In our digital world, randomness is more important than most of us realise. It is the invisible lock that keeps our bank transactions safe, shields private conversations and guards sensitive data online. Without randomness, encryption would collapse, and hackers could easily guess patterns hidden behind passwords and security codes. The problem is that ordinary computers cannot create real randomness. Their so-called random numbers are produced using fixed instructions, which means that, in principle, they can be predicted.
This is where the strange world of quantum physics steps in. Unlike the predictable logic of machines, quantum mechanics is fundamentally uncertain. Events in this realm, like how a photon behaves or how a qubit evolves, cannot be perfectly foretold. If harnessed properly, this unpredictability can produce genuine randomness, a resource that cannot be hacked or reverse-engineered.

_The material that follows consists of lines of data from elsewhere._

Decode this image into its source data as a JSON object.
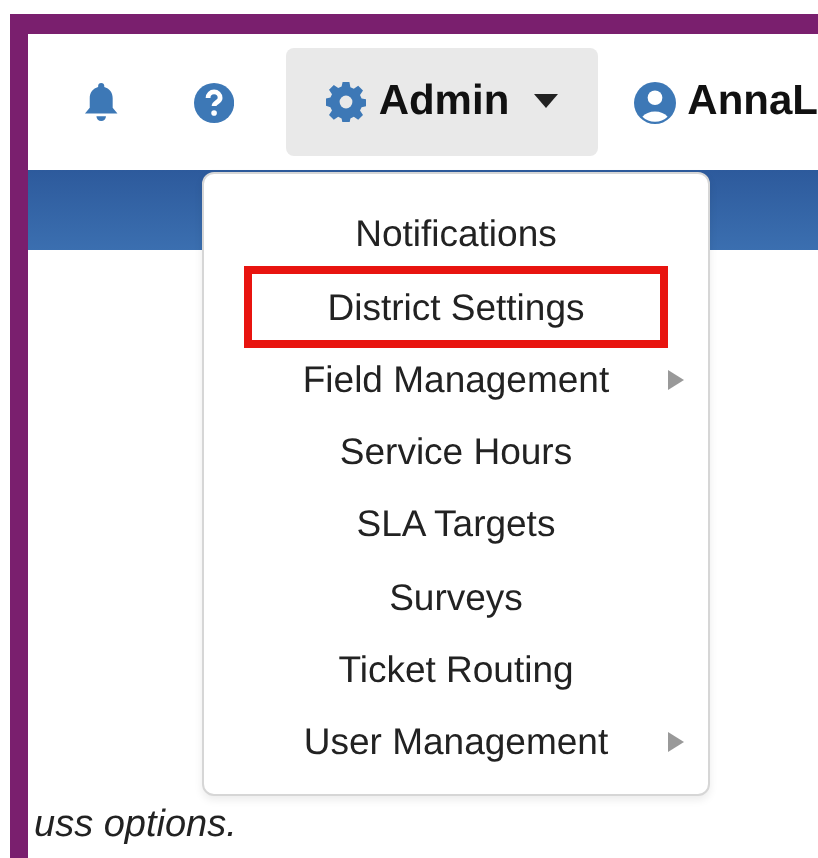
{
  "navbar": {
    "admin_menu": {
      "label": "Admin",
      "expanded": true
    },
    "user": {
      "name": "AnnaL"
    }
  },
  "menu_items": [
    {
      "label": "Notifications",
      "has_submenu": false,
      "highlighted": false
    },
    {
      "label": "District Settings",
      "has_submenu": false,
      "highlighted": true
    },
    {
      "label": "Field Management",
      "has_submenu": true,
      "highlighted": false
    },
    {
      "label": "Service Hours",
      "has_submenu": false,
      "highlighted": false
    },
    {
      "label": "SLA Targets",
      "has_submenu": false,
      "highlighted": false
    },
    {
      "label": "Surveys",
      "has_submenu": false,
      "highlighted": false
    },
    {
      "label": "Ticket Routing",
      "has_submenu": false,
      "highlighted": false
    },
    {
      "label": "User Management",
      "has_submenu": true,
      "highlighted": false
    }
  ],
  "body_text": "uss options."
}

Over the last three years, researchers at the Raman Research Institute (RRI) in Bengaluru, supported by the Department of Science and Technology (DST), have been steadily proving that this dream can be turned into reality. What began as a purely scientific search into the foundations of physics has now matured into a working technology capable of producing “certified quantum randomness.” This is randomness guaranteed by the laws of nature itself, not by man-made algorithms.

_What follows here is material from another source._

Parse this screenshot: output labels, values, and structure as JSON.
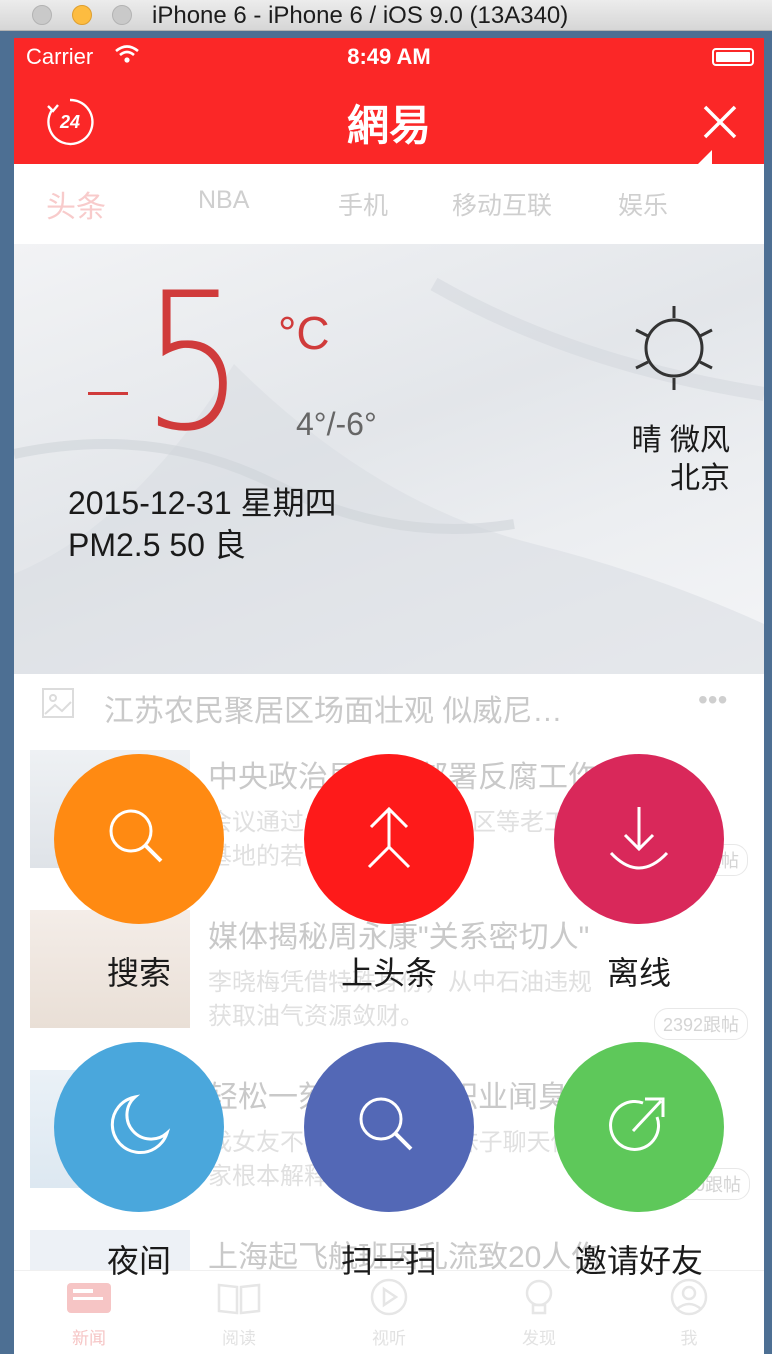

From foundations to device making
The journey started in 2022, when the team at RRI set out to answer a big question: Is our world ultimately classical and predictable, or does it truly obey the counterintuitive rules of quantum mechanics? To test this problem, they used single particles of light called photons and studied their behaviour over time. The key was a set of mathematical checks known as Leggett-Garg inequalities. If these inequalities are violated, it means the world does not follow classical rules; it follows quantum ones.
The RRI experiment closed every possible loophole that might point to building a loophole-free photonic architecture. For the first time, they could decisively show that time-correlated measurements on photons prove the world is indeed quantum at its core. This wasn’t just another physics paper; it laid the groundwork for the practical aspects of qubit.
In 2024, the team turned this foundational success into a working device, a quantum random number generator. Unlike standard generators inside laptops or phones, this one produced random bit, millions of them at a time with their unpredictability certified by quantum laws. Think of it as tossing a digital coin a million times, each flip completely unguessable yet probably random. For industries that depend on ultra-secure communication, this was a game-changing breakthrough.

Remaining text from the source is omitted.